Pennywise –Absolutely none of the scenes with Pennywise were actually scary and it’s his other forms that felt more convincing. A clown trying to scare grown-ass adults will never work and this is felt even in the book. Stephen King compensates that with actual adult horrors like an abusive relationship between Bev and her husband, a raging lunatic escaping from a mental institution and a loved one getting caught in the crossfire ultimately paying the price. Obviously, we got none of that in detail because the screen time won’t support it. But my biggest problem with the movie Pennywise is his Spider-form in the end. A giant spider is actually quite terrifying but put the head of a clown on it and it becomes a joke. The spider in the book was actually very well written and all some sequences with him were extremely tense. He’s never explained much even in the books and how they defeat him, although extremely cosmic, would have been more interesting to watch than what we got.
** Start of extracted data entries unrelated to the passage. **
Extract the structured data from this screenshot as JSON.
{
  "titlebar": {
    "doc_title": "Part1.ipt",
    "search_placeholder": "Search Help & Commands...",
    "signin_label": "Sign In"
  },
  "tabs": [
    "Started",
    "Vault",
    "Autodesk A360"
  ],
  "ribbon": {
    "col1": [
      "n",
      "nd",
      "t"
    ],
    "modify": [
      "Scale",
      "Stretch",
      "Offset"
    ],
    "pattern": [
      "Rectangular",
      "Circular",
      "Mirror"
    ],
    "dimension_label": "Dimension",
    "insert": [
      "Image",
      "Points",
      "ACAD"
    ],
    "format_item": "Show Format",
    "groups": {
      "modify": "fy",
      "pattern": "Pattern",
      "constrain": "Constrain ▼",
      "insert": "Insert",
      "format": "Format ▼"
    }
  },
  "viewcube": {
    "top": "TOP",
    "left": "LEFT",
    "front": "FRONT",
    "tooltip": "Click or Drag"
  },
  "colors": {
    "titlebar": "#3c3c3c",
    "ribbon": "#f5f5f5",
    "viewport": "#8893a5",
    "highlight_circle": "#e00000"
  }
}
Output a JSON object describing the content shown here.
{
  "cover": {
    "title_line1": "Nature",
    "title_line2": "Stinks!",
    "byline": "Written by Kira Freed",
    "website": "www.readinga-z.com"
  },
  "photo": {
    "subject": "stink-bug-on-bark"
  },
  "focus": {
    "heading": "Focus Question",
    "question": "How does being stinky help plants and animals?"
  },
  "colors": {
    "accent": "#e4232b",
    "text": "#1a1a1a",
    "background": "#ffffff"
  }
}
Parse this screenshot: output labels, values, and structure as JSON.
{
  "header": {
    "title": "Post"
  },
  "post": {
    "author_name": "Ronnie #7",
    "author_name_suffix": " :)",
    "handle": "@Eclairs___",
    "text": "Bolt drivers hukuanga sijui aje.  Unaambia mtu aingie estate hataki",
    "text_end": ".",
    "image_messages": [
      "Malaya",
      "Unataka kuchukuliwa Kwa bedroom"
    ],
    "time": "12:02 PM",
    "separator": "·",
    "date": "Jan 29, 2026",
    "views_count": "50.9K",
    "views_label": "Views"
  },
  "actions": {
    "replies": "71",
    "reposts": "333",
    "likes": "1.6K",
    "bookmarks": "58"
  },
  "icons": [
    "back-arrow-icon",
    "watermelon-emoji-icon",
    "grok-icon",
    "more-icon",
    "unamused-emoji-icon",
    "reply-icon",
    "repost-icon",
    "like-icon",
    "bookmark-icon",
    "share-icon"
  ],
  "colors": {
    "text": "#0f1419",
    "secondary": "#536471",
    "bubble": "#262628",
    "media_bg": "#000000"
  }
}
I won’t go into much of that since that’s a huge piece in itself but what I will say is that the finale either needed to be cosmic and psychedelic or give us a logical victory. This movie, unfortunately, didn’t give us either. The cosmic elements felt gimmicky and the insults to weaken him felt like a cop-out from a writer’s point of view.

The movie really doesn’t have a lot of flaws from a filmmaking standpoint apart from the poor CGI, a few character choices and the overuse of flashbacks to when they were kids. But almost all of the problems can be attributed to the kind of studio this movie comes from. Despite the R-rating, there is nothing in this movie that cannot be shown to teenagers in this generation. Apart from the language and some use of blood, the movie never uses that R-Rating to its advantage. WB clearly wants the movie to get as much commercial success as it can and this means not pissing off general audiences. But that’s the thing, the source material is not meant for general audiences. The kind of stuff that happens in the book will make audiences leave the movie midway shouting curses and hating the film. Obviously, WB can’t have that. And since they know they can’t scare audiences anymore, they’ve infused a lot of humor which surprisingly works.  There are just too many inherent problems with the idea of adapting a 1200-page horror/coming-of-age book into two movies, especially if you plan to make it a big commercial success.